Che cos'è la disgregazione dell'impero carolingio?
Dopo la disgregazione dell'Impero carolingio, la forte autonomia acquisita dai feudatari tedeschi diede luogo a un periodo di anarchia, che però non fece tramontare l'idea del Sacro romano impero. Dopo la deposizione (887) dell'ultimo sovrano carolingio Carlo il Grosso, in Germania si erano affermati i cinque ducati (Sassonia, Franconia, Baviera, Lorena, Svevia) che avevano il diritto di eleggere il sovrano. Nel 919 fu eletto Enrico I l'Uccellatore che diede inizio a una nuova dinastia imperiale: la dinastia di Sassonia.
L'ascesa di Ottone I
Morto Enrico, fu il figlio Ottone I (936-973) a ricevere nel 962 da papa Giovanni XII la corona imperiale. Il primo grave problema che Ottone I dovette affrontare fu quello relativo all'ereditarietà dei feudi. La questione non era di facile soluzione. Com'è noto il feudo era concesso al feudatario a titolo vitalizio. In teoria, dunque, alla morte del vassallo, il feudo doveva tornare al signore (re o imperatore): solo a lui spettava la nomina di un nuovo feudatario. In pratica, però, i feudatari cercavano di trasmettere i loro feudi in eredità ai figli. I primi a ottenere questo diritto furono i grandi feudatari, i possessori dei feudi maggiori. Infatti, nell'887, con il Capitolare di Quierzy Carlo il Calvo aveva accolto la loro richiesta. Per limitare il potere dei feudatari, Ottone I prese allora ad affidare i feudi a dei vescovi, comunemente definiti vescovi-conti. In questo modo Ottone I otteneva un duplice risultato: in primo luogo, poteva selezionare le persone più adatte a questa carica; in secondo luogo, nel momento della morte dei vescovi-conti, il feudo ritornava nelle sue mani, in quanto i vescovi erano vincolati al celibato e questo impediva loro di trasmettere il feudo in eredità a eventuali figli.
Domande da interrogazione
- Quali furono le conseguenze della disgregazione dell'Impero carolingio?

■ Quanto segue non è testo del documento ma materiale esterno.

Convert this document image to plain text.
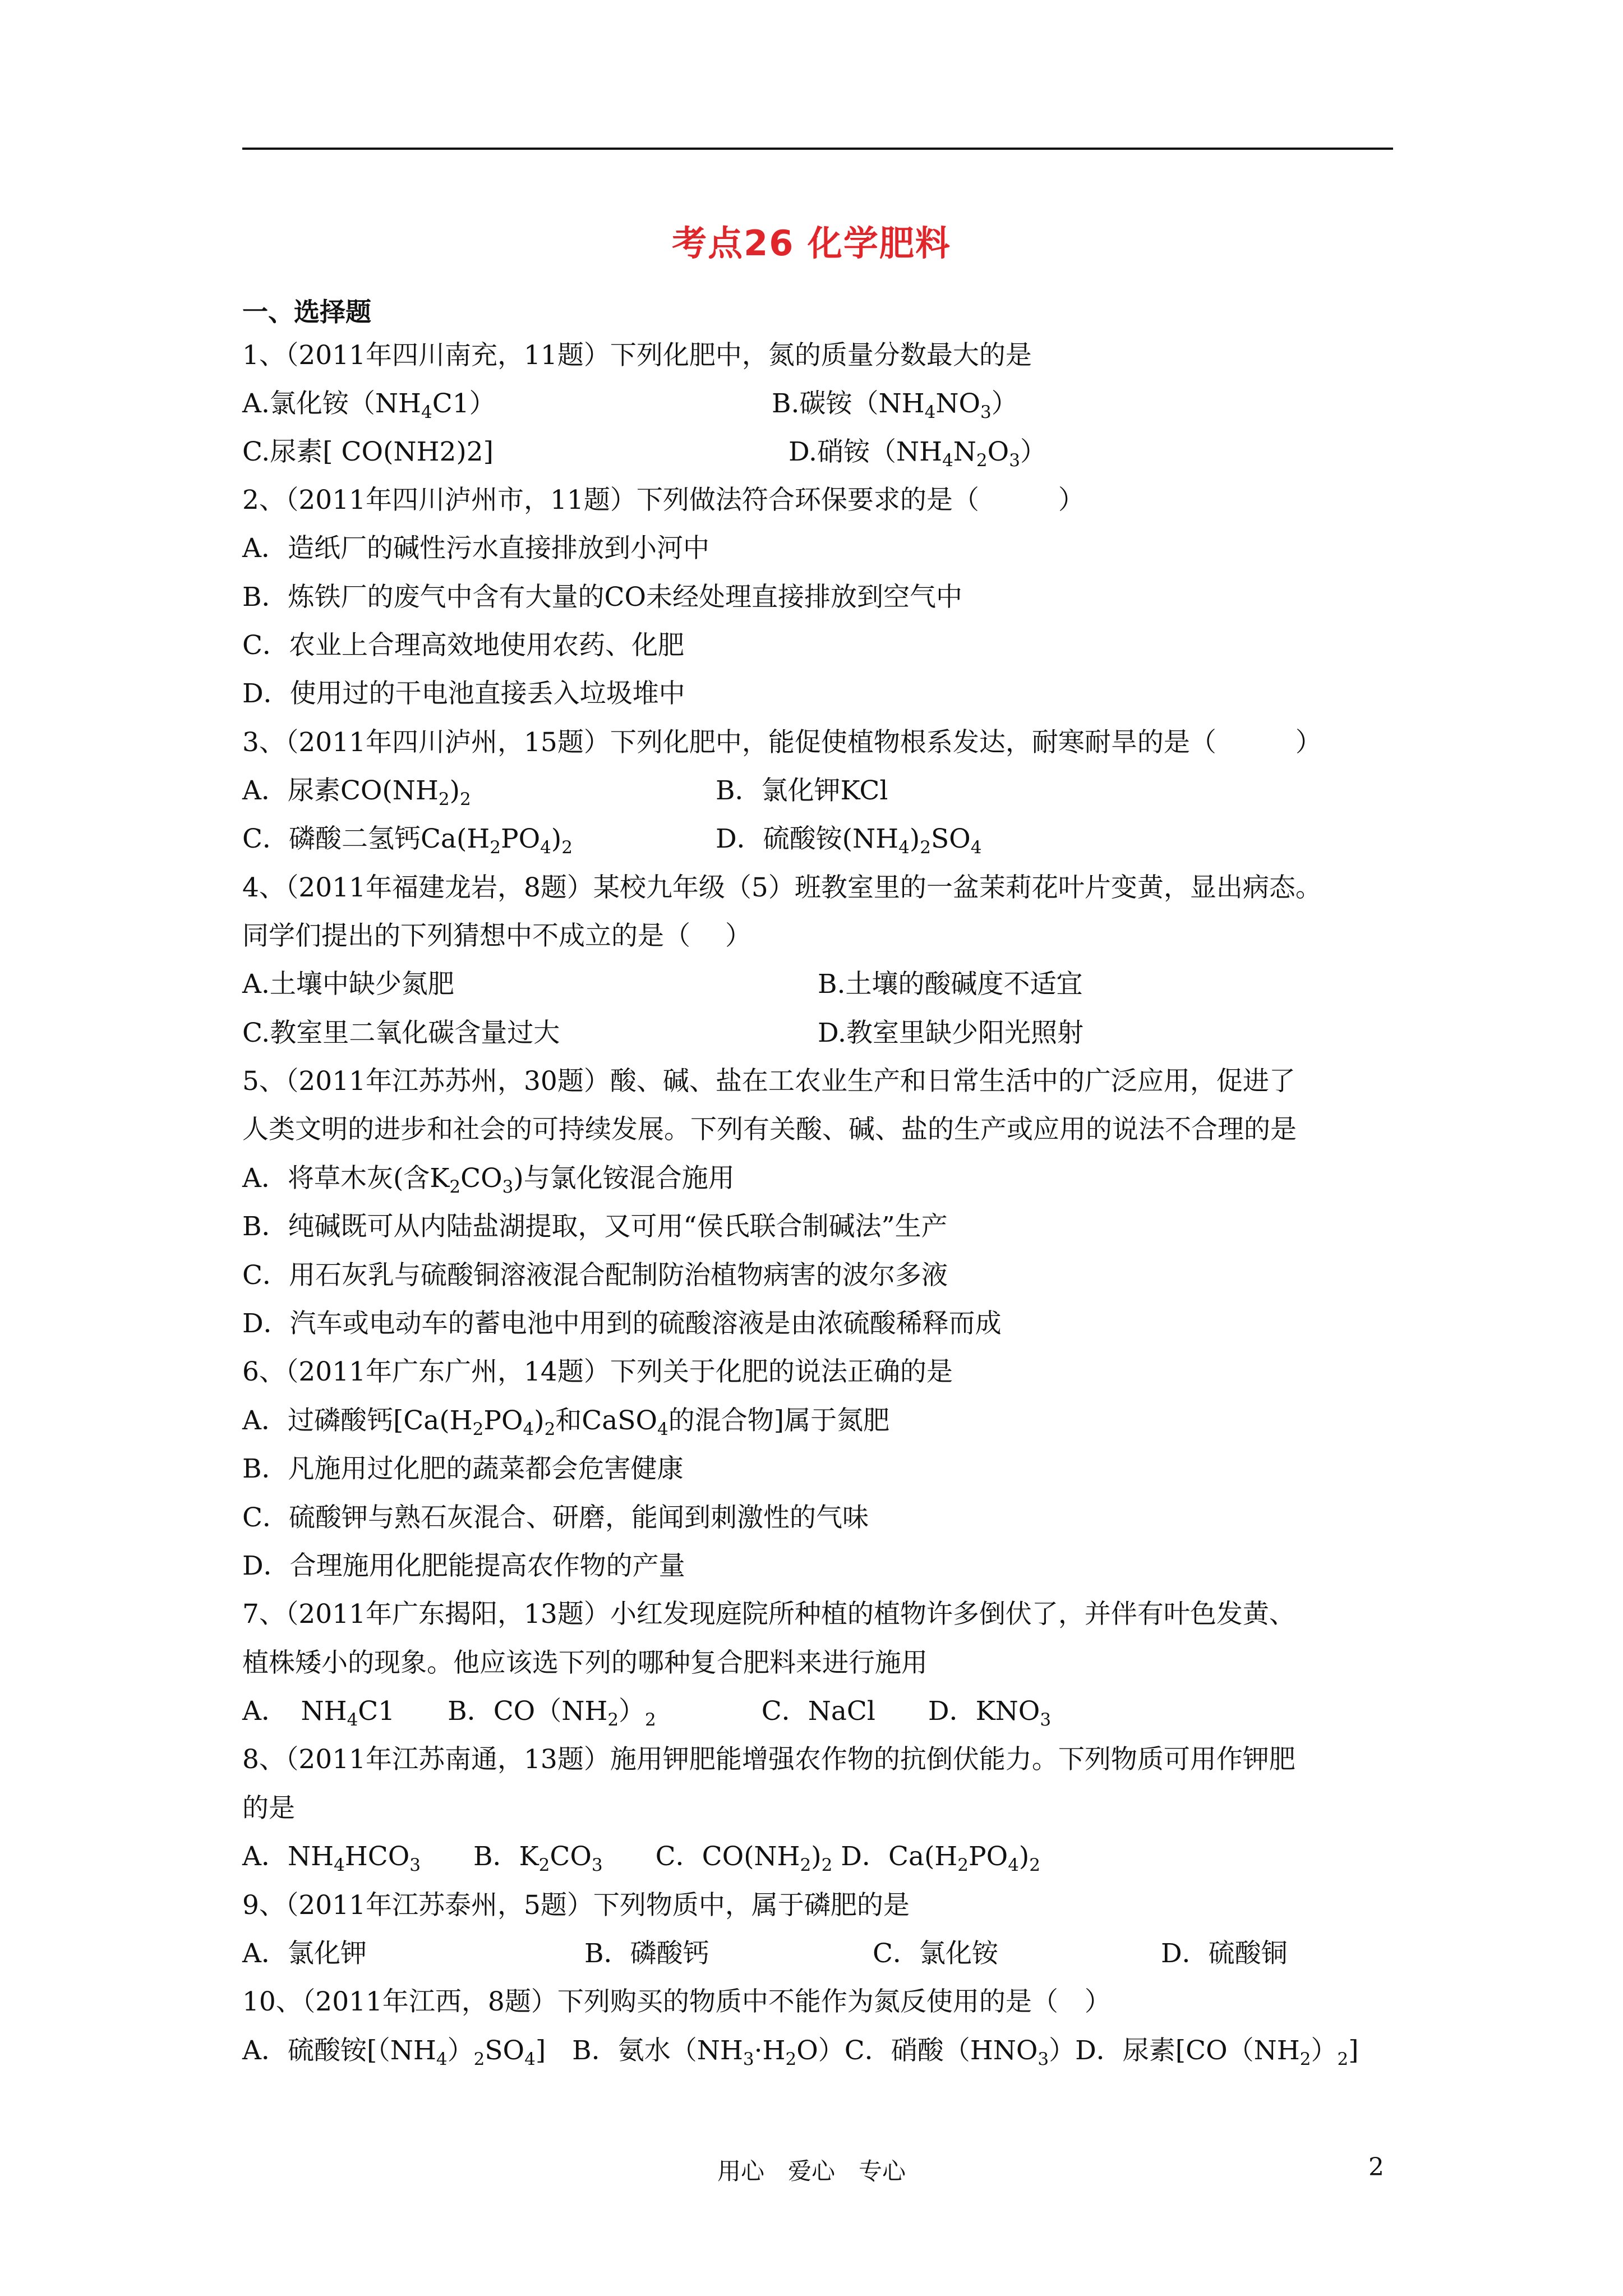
考点26 化学肥料
一、选择题
1、（2011年四川南充，11题）下列化肥中，氮的质量分数最大的是
A.氯化铵$(NH_4C1)$	B.碳铵$(NH_4NO_3)$
C.尿素[ CO(NH2)2]	D.硝铵$(NH_4N_2O_3)$
2、（2011年四川泸州市，11题）下列做法符合环保要求的是（　　　）
A．造纸厂的碱性污水直接排放到小河中
B．炼铁厂的废气中含有大量的CO未经处理直接排放到空气中
C．农业上合理高效地使用农药、化肥
D．使用过的干电池直接丢入垃圾堆中
3、（2011年四川泸州，15题）下列化肥中，能促使植物根系发达，耐寒耐旱的是（　　　）
A．尿素$CO(NH_2)_2$	B．氯化钾KCl
C．磷酸二氢钙$Ca(H_2PO_4)_2$	D．硫酸铵$(NH_4)_2SO_4$
4、（2011年福建龙岩，8题）某校九年级（5）班教室里的一盆茉莉花叶片变黄，显出病态。
同学们提出的下列猜想中不成立的是（　 ）
A.土壤中缺少氮肥	B.土壤的酸碱度不适宜
C.教室里二氧化碳含量过大	D.教室里缺少阳光照射
5、（2011年江苏苏州，30题）酸、碱、盐在工农业生产和日常生活中的广泛应用，促进了
人类文明的进步和社会的可持续发展。下列有关酸、碱、盐的生产或应用的说法不合理的是
A．将草木灰(含$K_2CO_3$)与氯化铵混合施用
B．纯碱既可从内陆盐湖提取，又可用“侯氏联合制碱法”生产
C．用石灰乳与硫酸铜溶液混合配制防治植物病害的波尔多液
D．汽车或电动车的蓄电池中用到的硫酸溶液是由浓硫酸稀释而成
6、（2011年广东广州，14题）下列关于化肥的说法正确的是
A．过磷酸钙[$Ca(H_2PO_4)_2$和CaSO$_4$的混合物]属于氮肥
B．凡施用过化肥的蔬菜都会危害健康
C．硫酸钾与熟石灰混合、研磨，能闻到刺激性的气味
D．合理施用化肥能提高农作物的产量
7、（2011年广东揭阳，13题）小红发现庭院所种植的植物许多倒伏了，并伴有叶色发黄、
植株矮小的现象。他应该选下列的哪种复合肥料来进行施用
A．　$NH_4C1$　　B．$CO(NH_2)_2$　　　　C．NaCl　　D．$KNO_3$
8、（2011年江苏南通，13题）施用钾肥能增强农作物的抗倒伏能力。下列物质可用作钾肥
的是
A．$NH_4HCO_3$　　B．$K_2CO_3$　　C．$CO(NH_2)_2$ D．$Ca(H_2PO_4)_2$
9、（2011年江苏泰州，5题）下列物质中，属于磷肥的是
A．氯化钾	B．磷酸钙	C．氯化铵	D．硫酸铜
10、（2011年江西，8题）下列购买的物质中不能作为氮反使用的是（　）
A．硫酸铵$[(NH_4)_2SO_4]$　B．氨水$(NH_3\cdot H_2O)C$．硝酸$(HNO_3)D$．尿素$[CO(NH_2)_2]$
用心　爱心　专心	2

- Chi fu Ottone I e quale ruolo ebbe nella storia dell'Impero?
- Come Ottone I gestì la questione dell'ereditarietà dei feudi?
La disgregazione portò a un periodo di anarchia e all'acquisizione di forte autonomia da parte dei feudatari tedeschi, ma non fece svanire l'idea del Sacro romano impero, come evidenziato dalla formazione dei cinque ducati che avevano il diritto di eleggere il sovrano.
Ottone I, figlio di Enrico I, ricevette la corona imperiale nel 962 da papa Giovanni XII e affrontò il problema dell'ereditarietà dei feudi, cercando di limitare il potere dei feudatari attraverso la nomina di vescovi-conti, che non potevano trasmettere i feudi in eredità.
Ottone I affidò i feudi a vescovi-conti per evitare che i feudatari trasmettessero i loro feudi in eredità, garantendo così che, alla morte dei vescovi, i feudi tornassero sotto il suo controllo, come descritto nel testo.